Day44 預訓練模型

一、預訓練的概念

二、常見的分類預訓練模型

2.1 CNN架構預訓練模型

2.2 Transformer類預訓練模型

2.3 自監督預訓練模型

三、圖像預訓練模型的發展史

四、預訓練的策略

五、預訓練代碼實戰：resnet18

六、嘗試在cifar10對比alexnet

七、嘗試通過ctrl進入resnet的內部，觀察殘差究竟是什么

1、ResNet 為什么需要 “殘差”？

2、殘差塊的結構：殘差在哪里？

3、殘差的定義：F (x) 就是殘差

4、觀察殘差：F (x) 到底代表什么？

5、殘差的核心作用

總結：殘差的本質

一、預訓練的概念

之前在訓練中發現，準確率最開始隨著epoch的增加而增加。隨著循環的更新，參數在不斷發生更新。

所以參數的初始值對訓練結果有很大的影響：

如果最開始的初始值比較好，后續訓練輪數就會少很多
很有可能陷入局部最優值，不同的初始值可能導致陷入不同的局部最優值

所以很自然的想到，如果最開始能有比較好的參數，即可能導致未來訓練次數少，也可能導致未來訓練避免陷入局部最優解的問題。這就引入了一個概念，即預訓練模型。

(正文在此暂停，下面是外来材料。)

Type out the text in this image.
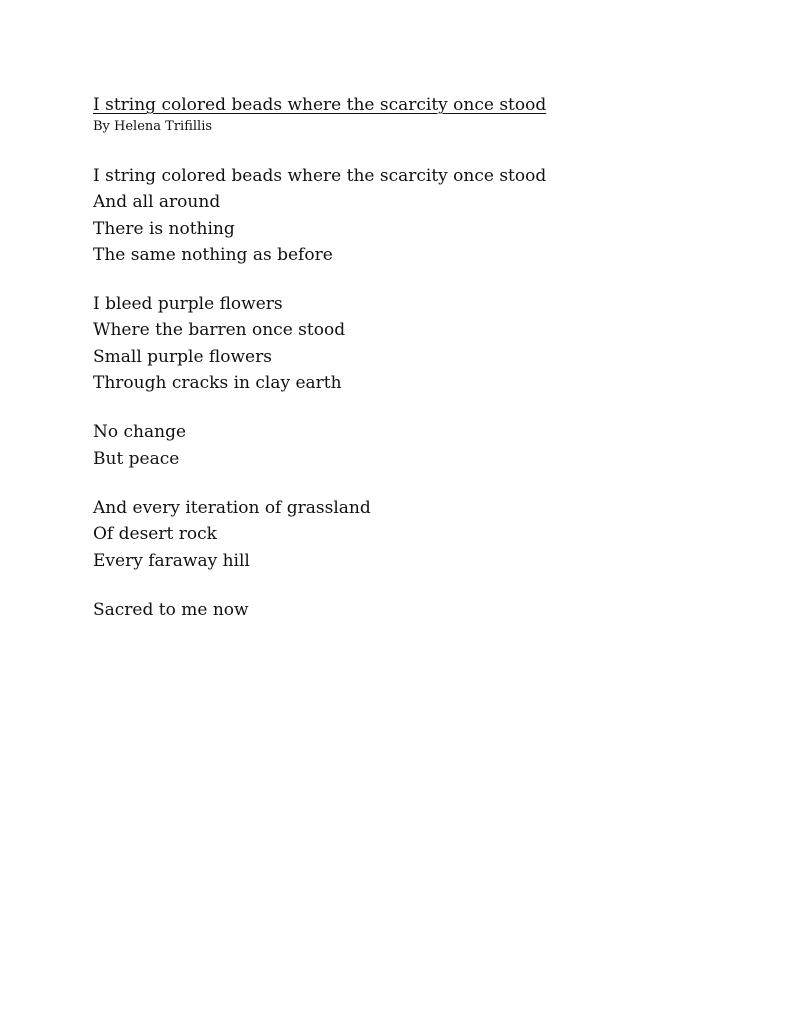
I string colored beads where the scarcity once stood
By Helena Trifillis
I string colored beads where the scarcity once stood
And all around
There is nothing
The same nothing as before
I bleed purple flowers
Where the barren once stood
Small purple flowers
Through cracks in clay earth
No change
But peace
And every iteration of grassland
Of desert rock
Every faraway hill
Sacred to me now
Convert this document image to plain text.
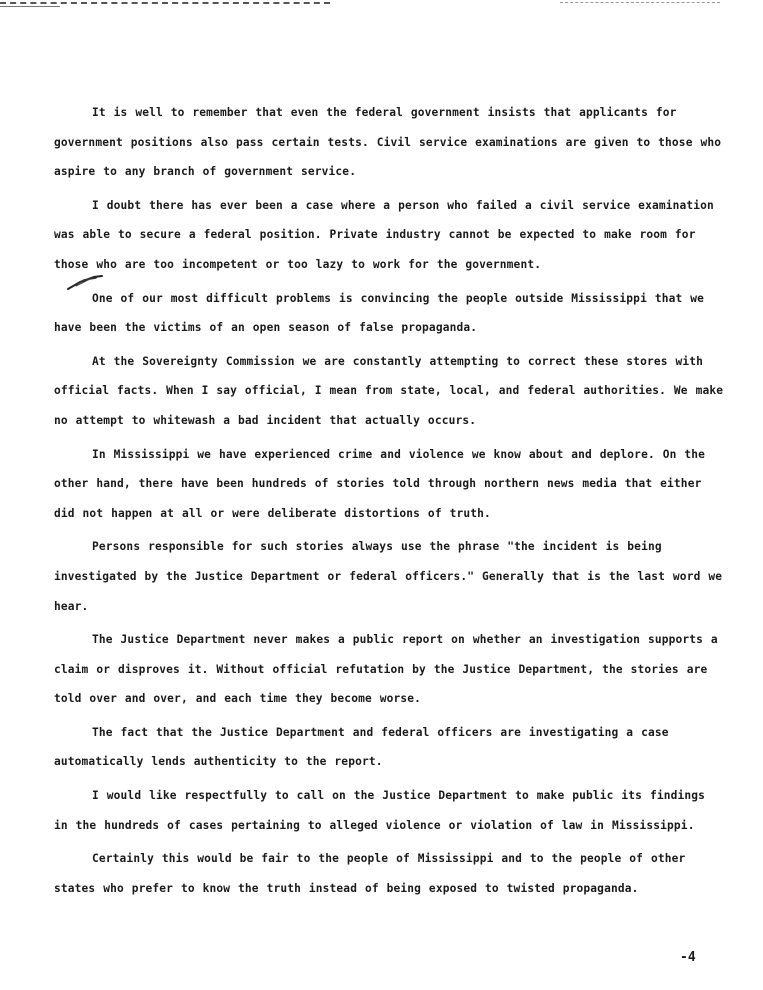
It is well to remember that even the federal government insists that applicants for government positions also pass certain tests. Civil service examinations are given to those who aspire to any branch of government service.

I doubt there has ever been a case where a person who failed a civil service examination was able to secure a federal position. Private industry cannot be expected to make room for those who are too incompetent or too lazy to work for the government.

One of our most difficult problems is convincing the people outside Mississippi that we have been the victims of an open season of false propaganda.

At the Sovereignty Commission we are constantly attempting to correct these stores with official facts. When I say official, I mean from state, local, and federal authorities. We make no attempt to whitewash a bad incident that actually occurs.

In Mississippi we have experienced crime and violence we know about and deplore. On the other hand, there have been hundreds of stories told through northern news media that either did not happen at all or were deliberate distortions of truth.

Persons responsible for such stories always use the phrase "the incident is being investigated by the Justice Department or federal officers." Generally that is the last word we hear.

The Justice Department never makes a public report on whether an investigation supports a claim or disproves it. Without official refutation by the Justice Department, the stories are told over and over, and each time they become worse.

The fact that the Justice Department and federal officers are investigating a case automatically lends authenticity to the report.

I would like respectfully to call on the Justice Department to make public its findings in the hundreds of cases pertaining to alleged violence or violation of law in Mississippi.

Certainly this would be fair to the people of Mississippi and to the people of other states who prefer to know the truth instead of being exposed to twisted propaganda.

-4
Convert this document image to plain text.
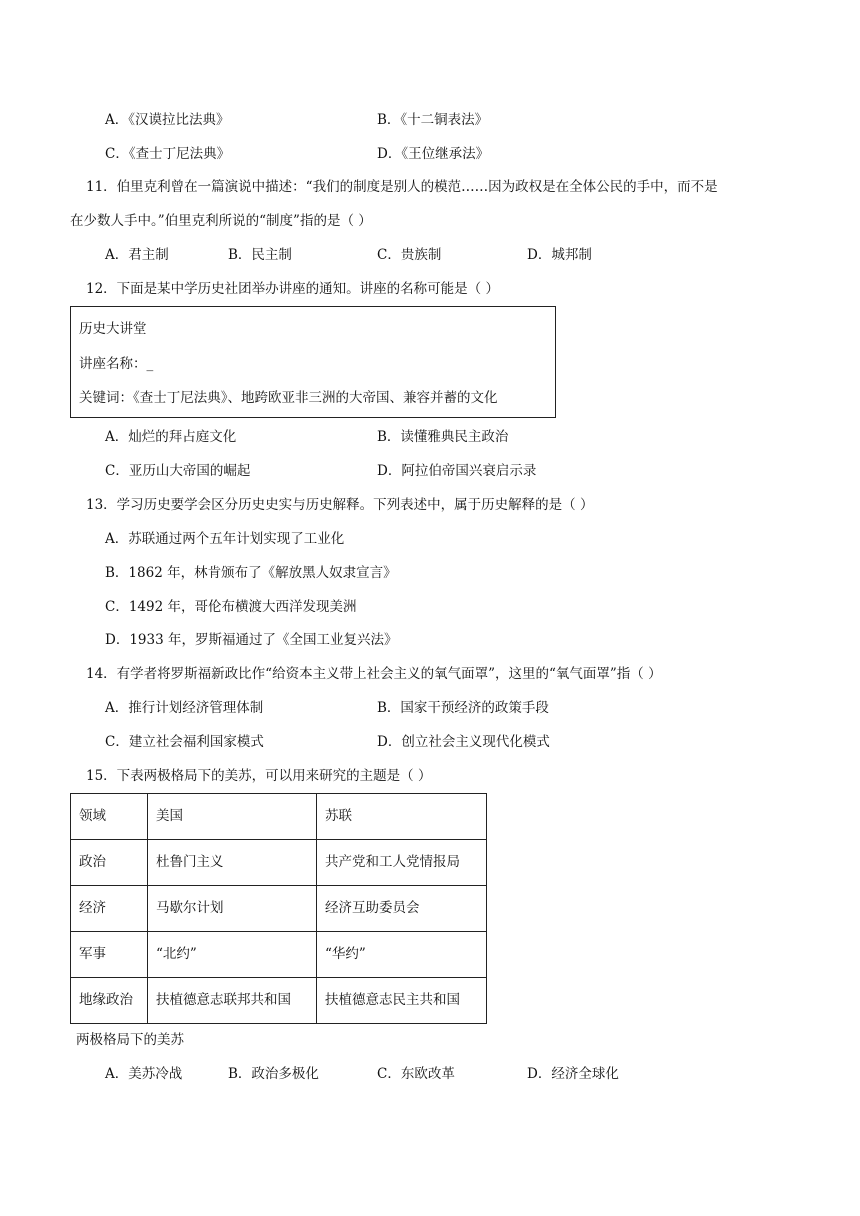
A．《汉谟拉比法典》	B．《十二铜表法》
C．《查士丁尼法典》	D．《王位继承法》
11．伯里克利曾在一篇演说中描述：“我们的制度是别人的模范……因为政权是在全体公民的手中，而不是
在少数人手中。”伯里克利所说的“制度”指的是（ ）
A．君主制	B．民主制	C．贵族制	D．城邦制
12．下面是某中学历史社团举办讲座的通知。讲座的名称可能是（ ）
历史大讲堂
讲座名称：_
关键词：《查士丁尼法典》、地跨欧亚非三洲的大帝国、兼容并蓄的文化
A．灿烂的拜占庭文化	B．读懂雅典民主政治
C．亚历山大帝国的崛起	D．阿拉伯帝国兴衰启示录
13．学习历史要学会区分历史史实与历史解释。下列表述中，属于历史解释的是（ ）
A．苏联通过两个五年计划实现了工业化
B．1862 年，林肯颁布了《解放黑人奴隶宣言》
C．1492 年，哥伦布横渡大西洋发现美洲
D．1933 年，罗斯福通过了《全国工业复兴法》
14．有学者将罗斯福新政比作“给资本主义带上社会主义的氧气面罩”，这里的“氧气面罩”指（ ）
A．推行计划经济管理体制	B．国家干预经济的政策手段
C．建立社会福利国家模式	D．创立社会主义现代化模式
15．下表两极格局下的美苏，可以用来研究的主题是（ ）
领域	美国	苏联
政治	杜鲁门主义	共产党和工人党情报局
经济	马歇尔计划	经济互助委员会
军事	“北约”	“华约”
地缘政治	扶植德意志联邦共和国	扶植德意志民主共和国
两极格局下的美苏
A．美苏冷战	B．政治多极化	C．东欧改革	D．经济全球化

如果別人在某些和我們目標數據類似的大規模數據集上做過訓練，可以用他的訓練參數來初始化我們的模型，這樣模型就比較容易收斂。

為了幫助理解，這里提出幾個自問自答的問題。

1、那為什么要選擇類似任務的數據集預訓練的模型參數呢？

因為任務差不多，他提取特征的能力才有用，如果任務相差太大，他的特征提取能力就沒那么好。所以本質預訓練就是拿別人已經具備的通用特征提取能力來接著強化能力使之更加適應我們的數據集和任務。

2、為什么要求預訓練模型是在大規模數據集上訓練的，小規模不行么？因為提取的是通用特征，所以如果數據集數據少、尺寸小，就很難支撐復雜任務學習通用的數據特征。比如你是一個物理的博士，讓你去做小學數學題，很快就能上手；但是你是一個小學數學速算高手，讓你做物理博士的課題，就很困難。所以預訓練模型一般就挺強的。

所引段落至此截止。